Note that you're also not doing an apples-to-apples comparison (though this is a relatively minor detail); on the platform you're targeting, SCNVector4 is a vector of four doubles, so converting to simd_float4 and back requires an actual conversion operation, while your scalar code stays in double the whole time.

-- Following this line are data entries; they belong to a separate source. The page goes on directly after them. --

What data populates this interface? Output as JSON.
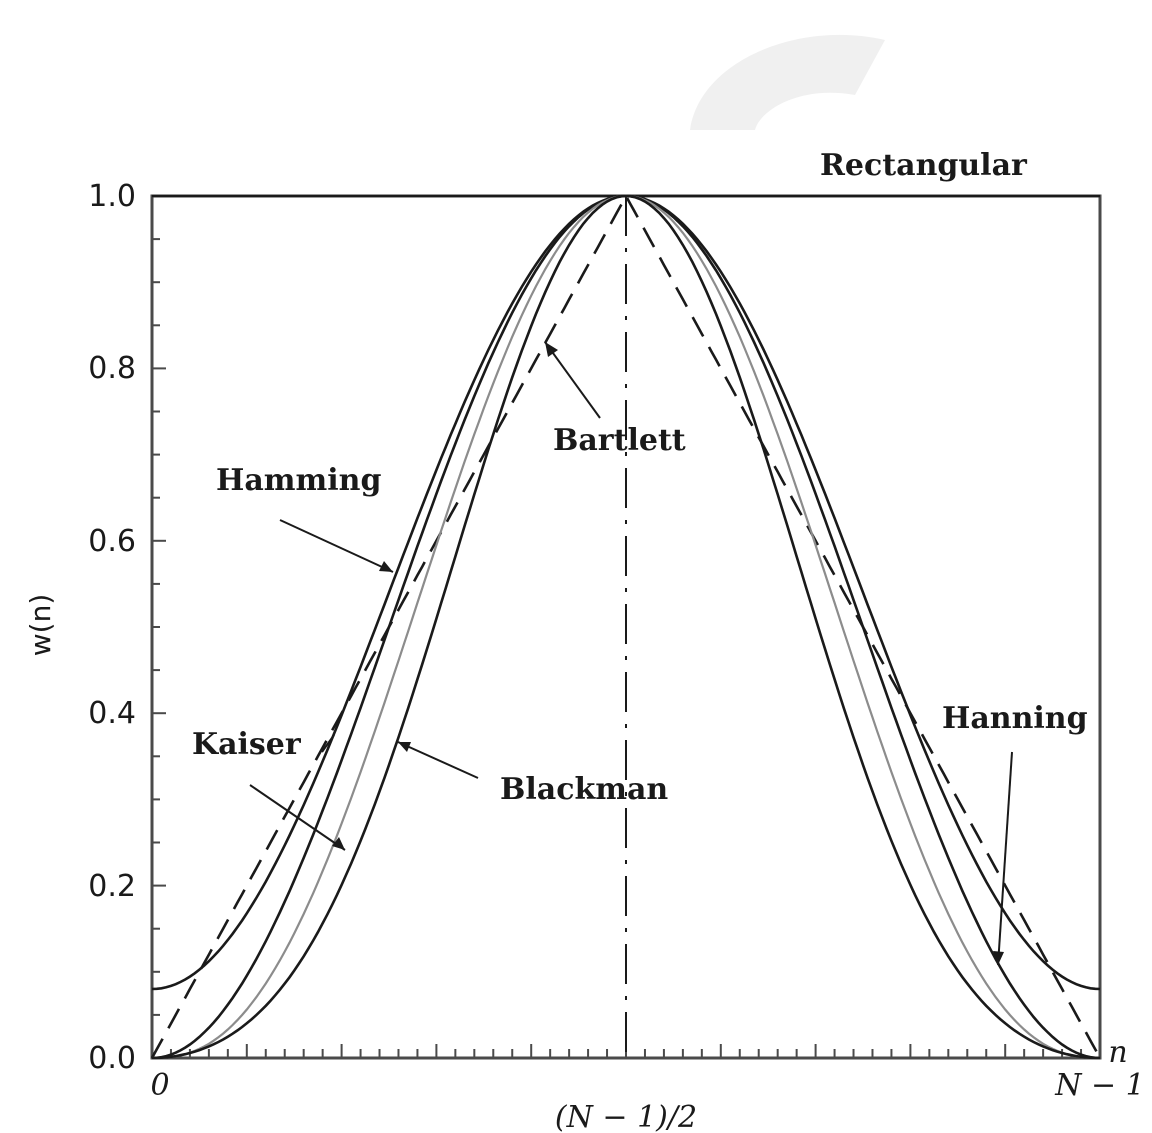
{
  "chart_data": {
    "type": "line",
    "title": "",
    "xlabel": "",
    "ylabel": "w(n)",
    "ylim": [
      0,
      1
    ],
    "y_ticks": [
      "0.0",
      "0.2",
      "0.4",
      "0.6",
      "0.8",
      "1.0"
    ],
    "x_tick_labels": {
      "start": "0",
      "middle": "(N − 1)/2",
      "end": "N − 1",
      "axis_symbol": "n"
    },
    "x_normalized_range": [
      0,
      1
    ],
    "grid": false,
    "colors": {
      "curve": "#1a1a1a",
      "light_curve": "#8c8c8c",
      "frame": "#4a4a4a"
    },
    "series": [
      {
        "name": "Rectangular",
        "style": "solid",
        "x": [
          0,
          1
        ],
        "values": [
          1.0,
          1.0
        ]
      },
      {
        "name": "Bartlett",
        "style": "dashed",
        "x": [
          0,
          0.25,
          0.5,
          0.75,
          1
        ],
        "values": [
          0.0,
          0.5,
          1.0,
          0.5,
          0.0
        ]
      },
      {
        "name": "Hamming",
        "style": "solid",
        "x": [
          0,
          0.1,
          0.2,
          0.3,
          0.4,
          0.5,
          0.6,
          0.7,
          0.8,
          0.9,
          1
        ],
        "values": [
          0.08,
          0.17,
          0.4,
          0.68,
          0.91,
          1.0,
          0.91,
          0.68,
          0.4,
          0.17,
          0.08
        ]
      },
      {
        "name": "Hanning",
        "style": "solid",
        "x": [
          0,
          0.1,
          0.2,
          0.3,
          0.4,
          0.5,
          0.6,
          0.7,
          0.8,
          0.9,
          1
        ],
        "values": [
          0.0,
          0.1,
          0.35,
          0.65,
          0.9,
          1.0,
          0.9,
          0.65,
          0.35,
          0.1,
          0.0
        ]
      },
      {
        "name": "Kaiser",
        "style": "light",
        "x": [
          0,
          0.1,
          0.2,
          0.3,
          0.4,
          0.5,
          0.6,
          0.7,
          0.8,
          0.9,
          1
        ],
        "values": [
          0.0,
          0.05,
          0.25,
          0.55,
          0.86,
          1.0,
          0.86,
          0.55,
          0.25,
          0.05,
          0.0
        ]
      },
      {
        "name": "Blackman",
        "style": "solid",
        "x": [
          0,
          0.1,
          0.2,
          0.3,
          0.4,
          0.5,
          0.6,
          0.7,
          0.8,
          0.9,
          1
        ],
        "values": [
          0.0,
          0.04,
          0.2,
          0.51,
          0.85,
          1.0,
          0.85,
          0.51,
          0.2,
          0.04,
          0.0
        ]
      }
    ],
    "annotations": {
      "rectangular": "Rectangular",
      "bartlett": "Bartlett",
      "hamming": "Hamming",
      "hanning": "Hanning",
      "kaiser": "Kaiser",
      "blackman": "Blackman"
    }
  }
}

Note also that because of ABI considerations, vectorization isn't actually profitable for a stand-alone add function on SceneKit quaternions, because they're defined as a struct of four CGFloat, which are passed in xmm0, xmm1, xmm2, xmm3, etc. Assembling them into a contiguous register in order to do SIMD arithmetic is less efficient than just adding them as scalars. Nonetheless, simply making the definitions visible to the compiler produces essentially optimal code with this limitation in mind:
import SceneKit
extension simd_double4 {
init(_ other: SCNVector4) {
self = simd_double4(Double(other.x), Double(other.y), Double(other.z), Double(other.w))
}
var scnv4: SCNVector4 {
SCNVector4(x: CGFloat(self.x), y: CGFloat(self.y), z: CGFloat(self.z), w: CGFloat(self.w))
}
}
func add(a: SCNVector4, b: SCNVector4) -> SCNVector4 {
(simd_double4(a) + simd_double4(b)).scnv4
}
_$s3addAA1a1bSo10SCNVector4VAE_AEtF: // add(a: SCNVector4, b: SCNVector4) -> SCNVector4
0000000100003f90 pushq %rbp
0000000100003f91 movq %rsp, %rbp
0000000100003f94 addsd %xmm4, %xmm0
0000000100003f98 addsd %xmm5, %xmm1
0000000100003f9c addsd %xmm6, %xmm2
0000000100003fa0 addsd %xmm7, %xmm3
0000000100003fa4 popq %rbp
0000000100003fa5 retq
If we directly use simd_quatf or simd_quatd instead, which are passed contiguously in SIMD registers, we get something nicer:
_$s3addAA1a1bSo10simd_quatdaAE_AEtF: // add(a: simd_quatd, b: simd_quatd) -> simd_quatd
0000000100003f90 pushq %rbp
0000000100003f91 movq %rsp, %rbp
0000000100003f94 addpd %xmm2, %xmm0
0000000100003f98 addpd %xmm3, %xmm1
0000000100003f9c popq %rbp
0000000100003f9d retq
_$s3addAA1a1bSo10simd_quatfaAE_AEtF: // add(a: simd_quatf, b: simd_quatf) -> simd_quatf
0000000100003fa0 pushq %rbp
0000000100003fa1 movq %rsp, %rbp
0000000100003fa4 addps %xmm1, %xmm0
0000000100003fa7 popq %rbp
0000000100003fa8 retq
Basically, everything you are seeing is a necessary result of how the types and operations are defined and exposed in SceneKit, rather than Swift compiler limitations. There are some very real compiler limitations around SIMD performance still, but these are not they.